Tackling Workplace Stress

Work-related stress is a pervasive issue that has touched the lives of almost every professional at some point in their career.

In the United Kingdom, a staggering 79% of employees commonly experience stress at work, marking it the most prevalent form of stress in the country, with a notable 20% increase since 2018.

The Alarming Statistics.

In the year 2021/22 alone, 914,000 UK workers grappled with work-related stress, depression, or anxiety. This not only takes a toll on individuals’ well-being but also bears a hefty economic cost, amounting to £28.3 billion annually and resulting in 13.7 million lost working days. Shockingly, less than half (40%) of those affected have spoken to their employers about their stress, and 16% are willing to leave companies where stress levels are overwhelming.

Consequences of Workplace Stress.

The consequences of workplace stress are far-reaching and impactful, affecting both mental and physical well-being. Symptoms include a decline in work performance, depression, anxiety, and sleep disturbances. Recognising work-related stress as a significant health and safety issue is crucial for the well-being of the workforce.

Managers on the Brink.

Managers, often tasked with overseeing their teams, are not immune to stress. Some find themselves shielding their teams from poor work-life balance by taking on extra tasks. This dual responsibility can lead to higher levels of burnout as they navigate both execution and management duties. Additionally, managers grapple with KPIs, GDPR compliance, strategic business actions, and the behind-the-scenes intricacies that are often unseen by employees.

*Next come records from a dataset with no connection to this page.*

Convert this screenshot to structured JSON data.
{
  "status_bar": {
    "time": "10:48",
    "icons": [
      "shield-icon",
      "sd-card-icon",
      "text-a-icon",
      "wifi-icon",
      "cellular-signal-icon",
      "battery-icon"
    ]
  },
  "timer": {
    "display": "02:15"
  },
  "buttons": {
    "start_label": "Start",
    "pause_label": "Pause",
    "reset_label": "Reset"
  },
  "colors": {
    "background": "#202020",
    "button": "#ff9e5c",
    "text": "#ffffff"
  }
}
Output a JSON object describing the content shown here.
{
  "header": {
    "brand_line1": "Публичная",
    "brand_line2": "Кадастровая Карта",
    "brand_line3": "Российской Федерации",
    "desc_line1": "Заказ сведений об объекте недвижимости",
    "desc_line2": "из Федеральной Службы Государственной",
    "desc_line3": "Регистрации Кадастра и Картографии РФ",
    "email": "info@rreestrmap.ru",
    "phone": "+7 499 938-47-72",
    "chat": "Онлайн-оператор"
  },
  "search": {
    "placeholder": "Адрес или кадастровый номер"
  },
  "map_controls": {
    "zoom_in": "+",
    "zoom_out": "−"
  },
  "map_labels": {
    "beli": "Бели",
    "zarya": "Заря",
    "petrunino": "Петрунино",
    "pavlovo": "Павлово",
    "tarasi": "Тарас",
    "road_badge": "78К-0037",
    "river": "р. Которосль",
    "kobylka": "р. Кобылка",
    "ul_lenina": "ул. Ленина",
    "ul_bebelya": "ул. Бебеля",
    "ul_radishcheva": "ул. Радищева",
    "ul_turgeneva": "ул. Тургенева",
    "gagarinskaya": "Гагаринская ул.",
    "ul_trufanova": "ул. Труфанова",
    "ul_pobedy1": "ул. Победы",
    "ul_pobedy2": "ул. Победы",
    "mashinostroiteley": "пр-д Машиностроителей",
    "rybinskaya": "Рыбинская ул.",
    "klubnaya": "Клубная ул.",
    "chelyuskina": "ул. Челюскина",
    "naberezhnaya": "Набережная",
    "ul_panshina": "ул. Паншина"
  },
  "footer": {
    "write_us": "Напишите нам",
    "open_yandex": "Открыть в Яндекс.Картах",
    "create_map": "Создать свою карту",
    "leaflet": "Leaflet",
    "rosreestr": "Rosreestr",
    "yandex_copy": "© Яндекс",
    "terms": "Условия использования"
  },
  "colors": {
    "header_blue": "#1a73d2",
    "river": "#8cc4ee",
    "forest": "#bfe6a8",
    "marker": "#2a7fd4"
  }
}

Working Together to Combat stress.

Reducing or eliminating workplace stress requires a collective effort. By acknowledging the shared responsibility in managing stress, organisations can foster a healthier work environment. Collaboration, open communication, and a commitment to well-being are crucial elements in mitigating the impact of stress.

Tips for Stress Management.

  1. Identify the core issue and target that first: Often the source of unwanted stress can be traced back to one particular source, which is then projecting that feeling onto other day-to-day activities that ordinarily feel ‘easier’. Dealing with the stressor first can often relieve any tension around other elements of your workload.
  2. Do one thing for YOU at the start of every day: How many of us can relate to checking our emails or social media as soon as we wake up? Doing this starts you off in a submissive state, which can result in you prioritising other people’s agendas for the remainder of your day, leaving you feeling unfulfilled by the end of the day. Spending just 5-30mins doing one thing for yourself; whether it’s a workout, healthy breakfast, reading something you enjoy etc, will set your day off in the affirmative and drastically increase the chance of your day feeling more positive.
  3. Stay Organised: Prioritise tasks, set realistic goals, and maintain a well-organised workspace.
  4. Get Some Fresh Air: Regular breaks, walks, or moments of fresh air can rejuvenate the mind and body.
  5. Take Up Employee Support: Organisations should establish support systems, and employees should feel encouraged to seek help when needed.
  6. Know the Difference: Understand the distinction between healthy striving for excellence and the pitfalls of perfectionism and consciously draw the line between them so there’s a realistic expectation on yourself.

Addressing workplace stress is not just an individual responsibility but a shared commitment that extends from employees to management. By recognising the signs, fostering a supportive environment, and implementing practical stress management strategies, organisations can create a workplace where well-being is prioritised and stress is reduced, if not eliminated, resulting in a healthier and more resilient work culture.